If you’ve not seen it already, we’d highly recommend you take a look at Black Mirror, a series of three dark tales for our time. Written by Charlie Brooker, who wrote among other things Newswipe, Screenwipe, Dead Set and a (usually hilarious) column in the Guardian, Black Mirror highlights some uneasy truths (or potential truths) about current technological and cultural trends. Actually, ‘uneasy’ doesn’t quite do it justice – the ideas and metaphors in Black Mirror are occasionally disgusting and almost always frightening, especially because of how close to home they seem to hit. It’s not always comfortable viewing, but as an honest harbinger of how things might go wrong – and in some cases, already are – there’s not much in current popular culture to touch it.
The National Anthem
The National Anthem sees the country’s Prime Minister being held to ransom through social media and the press – the pressure of juggernauts YouTube, Twitter and the rolling news media forces the PM to carry out an obscene act on live television; failure to do so will result in the murder of a member of the royal family. It’s an effective, if blunt, demonstration of mob rule and the power and influence that the internet and social media can yield in today’s world, even over those who might appear immune from such things.
15 Million Merits
Set in an Orwellian near-future, 15 Million Merits is a satire on the nature of reality TV and shows such as X Factor and Britain’s Got Talent. Required to “cycle” to earn a living (a fairly bald metaphor for the Rat Race), citizens are frequently tempted by the possibility of a new life through a talent show called Hot Shot. After giving over a significant sum of money (merits) for a ticket, performers can sing or dance for a chance to be a star and to escape “the bike”. It’s not a hugely original premise, but the use of lots of ideas from the modern world as we know it (everything from each person having an avatar they can purchase virtual clothes for to notifications that people who liked apples also liked bananas(!)) bring the classic 1984/Brave New World story right into the 21st century.
The Entire History of You
The premise behind The Entire History of You is that one’s memories are stored – permanently – in a small implant behind the ear. Using a small handset and a screen, memories can be scrolled through, catalogued and rewatched in glorious HD. Experiences can be relived and shared, without the hassle and inaccuracies involved in recounting the story from (imperfect) memory. This all seems great, except when the lead character starts to doubt his wife’s fidelity and descends into a pit of obsession, rerunning recorded memories to find the slightest piece of evidence to support his suspicions.
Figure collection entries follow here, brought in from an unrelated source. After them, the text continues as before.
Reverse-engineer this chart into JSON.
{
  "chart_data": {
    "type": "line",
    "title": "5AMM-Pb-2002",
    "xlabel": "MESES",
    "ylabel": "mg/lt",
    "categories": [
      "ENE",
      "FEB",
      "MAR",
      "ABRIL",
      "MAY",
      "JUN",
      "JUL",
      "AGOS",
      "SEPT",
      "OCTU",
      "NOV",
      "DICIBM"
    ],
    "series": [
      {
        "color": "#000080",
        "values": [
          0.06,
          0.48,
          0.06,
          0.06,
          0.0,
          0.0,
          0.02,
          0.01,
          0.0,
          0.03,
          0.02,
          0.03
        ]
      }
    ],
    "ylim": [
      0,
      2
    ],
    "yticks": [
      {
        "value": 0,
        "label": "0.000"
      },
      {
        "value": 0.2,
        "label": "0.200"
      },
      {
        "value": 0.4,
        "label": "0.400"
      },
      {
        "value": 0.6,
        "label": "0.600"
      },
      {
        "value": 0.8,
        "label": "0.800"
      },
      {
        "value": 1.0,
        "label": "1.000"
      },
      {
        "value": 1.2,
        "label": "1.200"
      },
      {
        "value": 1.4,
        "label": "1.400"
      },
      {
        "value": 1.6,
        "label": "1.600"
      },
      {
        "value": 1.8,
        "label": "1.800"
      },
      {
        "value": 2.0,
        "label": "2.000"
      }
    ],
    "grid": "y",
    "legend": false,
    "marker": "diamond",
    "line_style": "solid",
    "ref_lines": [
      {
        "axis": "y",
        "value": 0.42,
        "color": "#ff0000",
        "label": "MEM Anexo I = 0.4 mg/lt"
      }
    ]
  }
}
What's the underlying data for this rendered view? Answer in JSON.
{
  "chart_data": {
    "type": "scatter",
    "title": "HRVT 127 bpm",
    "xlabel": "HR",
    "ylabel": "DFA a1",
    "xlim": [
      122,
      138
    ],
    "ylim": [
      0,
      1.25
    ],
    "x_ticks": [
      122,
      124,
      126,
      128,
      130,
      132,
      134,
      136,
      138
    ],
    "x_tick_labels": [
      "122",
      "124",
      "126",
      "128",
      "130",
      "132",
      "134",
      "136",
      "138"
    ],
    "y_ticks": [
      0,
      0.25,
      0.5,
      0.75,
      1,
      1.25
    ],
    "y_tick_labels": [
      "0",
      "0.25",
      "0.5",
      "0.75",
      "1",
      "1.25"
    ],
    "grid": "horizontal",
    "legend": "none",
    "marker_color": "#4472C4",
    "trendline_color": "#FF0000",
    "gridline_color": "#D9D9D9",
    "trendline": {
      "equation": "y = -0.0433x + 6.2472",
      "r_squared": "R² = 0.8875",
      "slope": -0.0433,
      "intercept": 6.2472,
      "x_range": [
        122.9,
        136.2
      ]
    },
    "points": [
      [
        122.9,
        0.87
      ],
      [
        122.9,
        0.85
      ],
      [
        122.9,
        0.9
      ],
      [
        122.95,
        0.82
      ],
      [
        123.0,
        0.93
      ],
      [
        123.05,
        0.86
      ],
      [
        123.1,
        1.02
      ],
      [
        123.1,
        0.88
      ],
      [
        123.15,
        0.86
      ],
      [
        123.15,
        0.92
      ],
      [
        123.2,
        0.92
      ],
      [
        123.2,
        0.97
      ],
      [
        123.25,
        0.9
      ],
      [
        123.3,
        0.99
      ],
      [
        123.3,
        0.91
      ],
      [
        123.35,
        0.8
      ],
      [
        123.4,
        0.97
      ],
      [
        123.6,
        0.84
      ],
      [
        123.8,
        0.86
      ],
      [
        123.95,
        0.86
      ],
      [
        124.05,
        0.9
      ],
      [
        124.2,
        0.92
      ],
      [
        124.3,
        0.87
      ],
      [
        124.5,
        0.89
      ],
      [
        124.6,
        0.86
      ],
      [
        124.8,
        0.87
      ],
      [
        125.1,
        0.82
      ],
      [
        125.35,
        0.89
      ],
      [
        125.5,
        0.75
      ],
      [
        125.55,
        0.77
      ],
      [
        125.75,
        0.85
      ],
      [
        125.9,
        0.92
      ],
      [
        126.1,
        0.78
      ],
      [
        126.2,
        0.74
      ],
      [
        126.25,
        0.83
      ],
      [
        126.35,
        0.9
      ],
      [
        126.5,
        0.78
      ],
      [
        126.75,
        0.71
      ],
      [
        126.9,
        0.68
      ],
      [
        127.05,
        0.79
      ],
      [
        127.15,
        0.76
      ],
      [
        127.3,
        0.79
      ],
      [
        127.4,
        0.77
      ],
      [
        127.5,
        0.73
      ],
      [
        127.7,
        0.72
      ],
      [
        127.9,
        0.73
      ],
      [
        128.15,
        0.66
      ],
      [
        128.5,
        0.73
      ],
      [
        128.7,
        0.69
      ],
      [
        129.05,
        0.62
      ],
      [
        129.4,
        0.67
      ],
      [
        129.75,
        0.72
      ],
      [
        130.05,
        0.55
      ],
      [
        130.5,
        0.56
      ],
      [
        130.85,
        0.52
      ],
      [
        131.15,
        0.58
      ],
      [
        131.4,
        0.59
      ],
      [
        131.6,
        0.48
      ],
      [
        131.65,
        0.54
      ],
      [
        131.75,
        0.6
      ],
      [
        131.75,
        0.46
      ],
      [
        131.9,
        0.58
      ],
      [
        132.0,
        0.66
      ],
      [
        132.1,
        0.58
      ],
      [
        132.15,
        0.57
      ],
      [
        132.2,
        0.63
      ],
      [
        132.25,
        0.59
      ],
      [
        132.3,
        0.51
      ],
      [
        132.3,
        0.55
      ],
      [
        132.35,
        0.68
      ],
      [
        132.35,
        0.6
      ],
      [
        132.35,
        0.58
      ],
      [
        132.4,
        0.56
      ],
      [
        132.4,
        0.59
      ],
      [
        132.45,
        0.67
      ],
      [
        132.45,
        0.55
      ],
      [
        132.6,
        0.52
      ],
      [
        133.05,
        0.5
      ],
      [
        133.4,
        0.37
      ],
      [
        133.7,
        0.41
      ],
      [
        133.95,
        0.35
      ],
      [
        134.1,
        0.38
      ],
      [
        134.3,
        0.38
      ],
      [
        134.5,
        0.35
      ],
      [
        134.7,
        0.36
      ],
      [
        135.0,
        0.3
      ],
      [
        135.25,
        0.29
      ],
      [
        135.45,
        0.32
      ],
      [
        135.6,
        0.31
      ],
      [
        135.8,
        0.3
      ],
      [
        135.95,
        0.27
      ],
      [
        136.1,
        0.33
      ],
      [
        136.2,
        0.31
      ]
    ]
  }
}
It’s not pretty viewing, and although the memory-archiving technology seems unlikely ever to be created for precisely the reasons the story highlights, the metaphor works when applied to the modern tendency to store our lives online – in unchanging, perfectly accurate digital representations (think of the perfectly-preserved Facebook timeline, stretching back… and back… and back…).
All three episodes are available on 4OD, although only for a couple of weeks.